Research & Study Centre, Belderrig in Co. Mayo
Mr Noel Treacy TD, Minister for Science, Technology and Commerce officially opened the Belderrig Research and Study Centre, on Friday 21st July, 2000. Click here for details of Mr Treacy's speech on the occasion.
The environmental Research and Study Centre in Belderrig was established to provide a base for new research programmes and particularly for the already established programmes into the early farming remains which lie preserved under the boglands of North Mayo.
Since 1970 Archaeology students, mainly from University College Dublin, under the direction of Professor Seamus Caulfield, and Science students from NUI Maynooth, under the direction of Professor Martin Downes, have been based in Belderrig during the summer months and have been involved in identifying and surveying the early farms sealed beneath the bog.
The main result of this Belderrig based research has been the identification and survey of Ceide Fields, the most extensive Stone Age monument in the world and the most ancient field system known in Europe. The fields which extend to over five square miles and date to before 3000BC provide clear evidence of a highly organised settled rural society based on cattle farming.

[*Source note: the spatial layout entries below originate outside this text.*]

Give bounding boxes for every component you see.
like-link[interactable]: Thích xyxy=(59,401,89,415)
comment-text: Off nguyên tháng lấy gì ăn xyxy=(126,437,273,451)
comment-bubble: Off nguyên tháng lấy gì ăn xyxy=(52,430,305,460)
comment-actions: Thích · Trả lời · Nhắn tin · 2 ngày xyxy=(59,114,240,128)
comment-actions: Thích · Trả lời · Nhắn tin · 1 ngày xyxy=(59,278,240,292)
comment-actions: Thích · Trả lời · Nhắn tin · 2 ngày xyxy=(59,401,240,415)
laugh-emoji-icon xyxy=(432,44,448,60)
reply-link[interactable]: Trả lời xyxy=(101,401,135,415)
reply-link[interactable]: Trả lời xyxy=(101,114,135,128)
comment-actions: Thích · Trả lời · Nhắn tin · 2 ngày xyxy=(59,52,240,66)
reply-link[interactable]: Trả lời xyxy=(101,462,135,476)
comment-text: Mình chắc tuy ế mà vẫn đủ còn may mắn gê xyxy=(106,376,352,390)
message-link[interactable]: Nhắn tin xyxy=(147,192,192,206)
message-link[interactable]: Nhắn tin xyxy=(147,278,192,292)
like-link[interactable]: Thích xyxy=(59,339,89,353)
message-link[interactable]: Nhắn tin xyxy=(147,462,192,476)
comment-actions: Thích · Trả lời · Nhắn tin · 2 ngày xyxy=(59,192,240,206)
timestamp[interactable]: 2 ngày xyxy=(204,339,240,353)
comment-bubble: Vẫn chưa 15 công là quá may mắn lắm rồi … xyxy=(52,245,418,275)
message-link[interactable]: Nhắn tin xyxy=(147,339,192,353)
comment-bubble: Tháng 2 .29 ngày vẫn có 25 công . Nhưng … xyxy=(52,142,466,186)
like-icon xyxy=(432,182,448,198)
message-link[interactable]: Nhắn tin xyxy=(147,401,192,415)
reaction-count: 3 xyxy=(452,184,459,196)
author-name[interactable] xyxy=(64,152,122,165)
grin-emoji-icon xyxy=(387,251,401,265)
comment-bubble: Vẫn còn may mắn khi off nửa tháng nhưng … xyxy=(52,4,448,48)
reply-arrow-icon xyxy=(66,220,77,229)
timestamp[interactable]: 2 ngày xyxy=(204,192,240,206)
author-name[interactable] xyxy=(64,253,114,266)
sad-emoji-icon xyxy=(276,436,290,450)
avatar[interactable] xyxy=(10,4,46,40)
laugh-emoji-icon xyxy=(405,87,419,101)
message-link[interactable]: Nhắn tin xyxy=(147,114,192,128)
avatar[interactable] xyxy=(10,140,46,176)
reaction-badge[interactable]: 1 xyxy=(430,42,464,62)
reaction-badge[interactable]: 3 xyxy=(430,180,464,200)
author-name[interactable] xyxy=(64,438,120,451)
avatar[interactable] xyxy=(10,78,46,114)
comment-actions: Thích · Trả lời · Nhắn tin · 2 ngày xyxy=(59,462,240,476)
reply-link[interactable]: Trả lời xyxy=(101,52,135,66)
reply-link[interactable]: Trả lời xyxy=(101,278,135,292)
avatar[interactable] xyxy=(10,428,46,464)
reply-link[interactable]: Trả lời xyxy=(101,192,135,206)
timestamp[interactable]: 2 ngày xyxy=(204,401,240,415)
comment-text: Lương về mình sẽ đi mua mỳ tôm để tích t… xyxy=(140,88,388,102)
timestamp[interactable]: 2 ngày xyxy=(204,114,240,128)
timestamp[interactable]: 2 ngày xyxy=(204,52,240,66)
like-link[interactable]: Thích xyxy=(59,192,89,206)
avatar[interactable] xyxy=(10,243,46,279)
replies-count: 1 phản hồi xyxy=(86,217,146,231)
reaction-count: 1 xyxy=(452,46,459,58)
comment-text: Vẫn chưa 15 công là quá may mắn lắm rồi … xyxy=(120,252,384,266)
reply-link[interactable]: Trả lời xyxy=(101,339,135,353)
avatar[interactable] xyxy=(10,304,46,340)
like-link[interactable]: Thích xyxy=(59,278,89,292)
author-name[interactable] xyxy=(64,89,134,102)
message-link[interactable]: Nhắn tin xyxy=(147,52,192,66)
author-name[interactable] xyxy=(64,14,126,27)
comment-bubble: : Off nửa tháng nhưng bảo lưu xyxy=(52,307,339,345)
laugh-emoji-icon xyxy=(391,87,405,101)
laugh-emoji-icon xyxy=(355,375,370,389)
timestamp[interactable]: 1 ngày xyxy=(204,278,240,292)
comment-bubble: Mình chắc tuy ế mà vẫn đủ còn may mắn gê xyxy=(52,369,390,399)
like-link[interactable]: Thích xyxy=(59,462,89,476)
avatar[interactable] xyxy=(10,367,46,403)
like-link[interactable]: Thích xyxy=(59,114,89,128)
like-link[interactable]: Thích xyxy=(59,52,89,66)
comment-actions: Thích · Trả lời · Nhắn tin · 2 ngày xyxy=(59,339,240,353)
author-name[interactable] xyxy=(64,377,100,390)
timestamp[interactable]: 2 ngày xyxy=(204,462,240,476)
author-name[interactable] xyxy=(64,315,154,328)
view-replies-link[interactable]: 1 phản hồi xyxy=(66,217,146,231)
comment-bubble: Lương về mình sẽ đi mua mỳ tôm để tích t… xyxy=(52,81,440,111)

A feature of the Belderrig-based research over the years has been the collaboration between archaeologists studying the human past which lies preserved under the bog and scientists studying the natural sciences of why and when the same bog should have started to grow.
The Belderrig Research Centre is therefore a facility which inherited a thirty-year tradition of collaborative research on the day it opened. Long before the formal research began in 1970, it was in Belderrig that the pre-bog walls of North Mayo were first brought to the attention of archaeologists by the local schoolteacher, the late Patrick Caulfield.
The Research and Study Centre allows for research into a wide range of science subjects relevant to the human past. Boglands, both ancient and modern, changes in vegetation preserved in the pollen record in the bog, major climatic changes as seen in the periods when new forests began to grow on the surface of the bog and after a few centuries failed, volcanic dust from the volcanoes of Iceland are all relevant to the study of the human past over the last six thousand years.
While it has been known for many years that the North Mayo boglands are in effect an open-air laboratory with a unique natural and human history archive preserved within them, the facility to study this material in a dedicated Centre was a phenomenal achievement in a rural area like Belderrig.
The Belderrig Centre is not just about research into the past. Study of the record of climate change over the last fifty centuries is very relevant to studies of current changes in today's climate and to forecasts of major changes in climate for the next fifty years.
In addition to the opportunities for research the Belderrig facility is also a base for study courses in science, arts and culture particularly within the broad scope of people, landscape and environment.
The Centre caters for undergraduate, extra-mural and students from abroad and provides large, fully equipped archaeological laboratories. There is space for equipment to be stored, as well as catering and other facilities to assist in the many aspects of running a field project.